TLS related code in Python/pystate.c

Hi,

I stumbled across the following code in pystate.c in Python-3.12.4

#ifdef HAVE_THREAD_LOCAL
_Py_thread_local PyThreadState *_Py_tss_tstate = NULL;
#endif

static inline PyThreadState *
current_fast_get(_PyRuntimeState *Py_UNUSED(runtime))
{
#ifdef HAVE_THREAD_LOCAL
    return _Py_tss_tstate;
#else
    // XXX Fall back to the PyThread_tss_*() API.
#  error "no supported thread-local variable storage classifier"
#endif
}

I am trying to understand the comment // XXX Fall back to the PyThread_tss_() API, if the code is supposed to fall back to PyThread_tss_* api in case of no TLS support, why is there an #error thrown? will Python-3.12.4 not build without thread local storage support or is there some toggle for the same wherein we can build Python-3.12.4 without TLS support. Python-3.11 didn’t have a requirement of TLS(this code was not present in pystate.c in 3.11).

any help is much appreciated
thank you

Since Python 3.12 added support for a per-interpreter GIL (PEP 684), they use TLS to store the thread state (additional info in the issue), so yeah you can’t build CPython 3.12 and up without TLS.

The PR/commit message provides some context for your specific question about the #error directive:

Note that we do not provide a fallback to the thread-local, either falling back to the old tstate_current or to thread-specific storage (PyThread_tss_*()). If that proves problematic then we can circle back. I consider it unlikely, but will run the buildbots to double-check.

Thank you @bytemarx

I am trying to replace thread_local using thread specific storage api’s like thread_getspecific and thread_setspecific, since these are primitive and supported on many platforms including mine.

can something like the following be used in place of the above-mentioned code,

pthread_key_t tls_key;

// Function to set the thread-local tstate
void set_thread_local_pystate(PyThreadState* tstate) {
    pthread_setspecific(tls_key, tstate);
}

then in current_fast_set the following will be called as,

static inline void
current_fast_set(_PyRuntimeState *Py_UNUSED(runtime), PyThreadState *tstate)
{
    assert(tstate != NULL);
#ifdef HAVE_THREAD_LOCAL
    _Py_tss_tstate = tstate;
#elif defined(NO_THREAD_LOCAL)
    int status = 0;
    status = pthread_key_create((pthread_key_t *)&tls_key, NULL);
    set_thread_local_pystate(tstate);
    _Py_tss_tstate = tstate;
#else
    // XXX Fall back to the PyThread_tss_*() API.
#  error "no supported thread-local variable storage classifier"
#endif
}

will this work? or there are other considerations that need to be taken care of?

can we use any thread specific storage Apis (PyThread_tss_*) in place of #error directives?

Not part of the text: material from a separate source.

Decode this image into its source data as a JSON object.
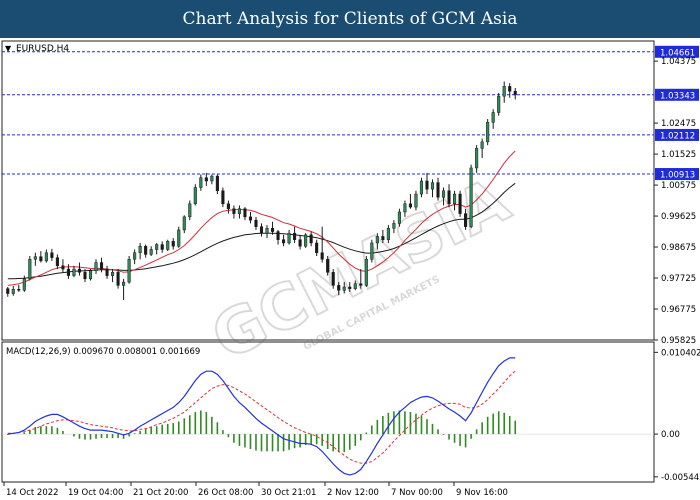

any help is much appreciated.

So I’m not too familiar with using the POSIX thread-specific data APIs so correct me if I’m wrong, but I don’t think this will work as you’re overwriting your data key with each call to current_fast_set (you also still have _Py_tss_tstate = tstate; but I assume that was by mistake).

I’m also not really sure what you mean by “these are primitive and supported on many platforms” since _Thread_local/thread_local is part of the standard since C11/C++11. Can you share why you’re trying to use the POSIX API over the thread_local specifier?

I am using a legacy platform, which doesn’t support thread_local, it has most of functionality of c11 but missing TLS. So have to use POSIX thread specific APIs. Hence looking for alternatives, since TSS Posix Apis were already part of Python-3.11 it worked on my platform.

In current_fast_set I saw the following code with comment,

#else
    // XXX Fall back to the PyThread_tss_*() API.
#  error "no supported thread-local variable storage classifier"
#endif

the comment says to fall back to PyThread_tss_*() API, and hence was trying to find out whether is an alternative.

As the comment in pystate.c implies, we should be able to use the PyThread_tss_*() API to get the same effect. (Note that it will almost definitely be slower.) The caveat is that using that API means we must also manage the lifecycle of both the key (Py_tss_t *) and the values. At least part of that would be done during runtime initialization and finalization, rather than in current_fast_set(). None of this is especially tricky, but does require some knowledge of the runtime implementation. If you’d like to take a stab at it, I’d be glad to point you at the right code and/or give you feedback.

To be clear, using platform-specific APIs for the implementation isn’t really an option. We should only be using Python-specific APIs that wrap the platform-specific ones.

Thank you Eric. Yes I would like to go with PyThread_tss_*() approach, please do help me with some pointers.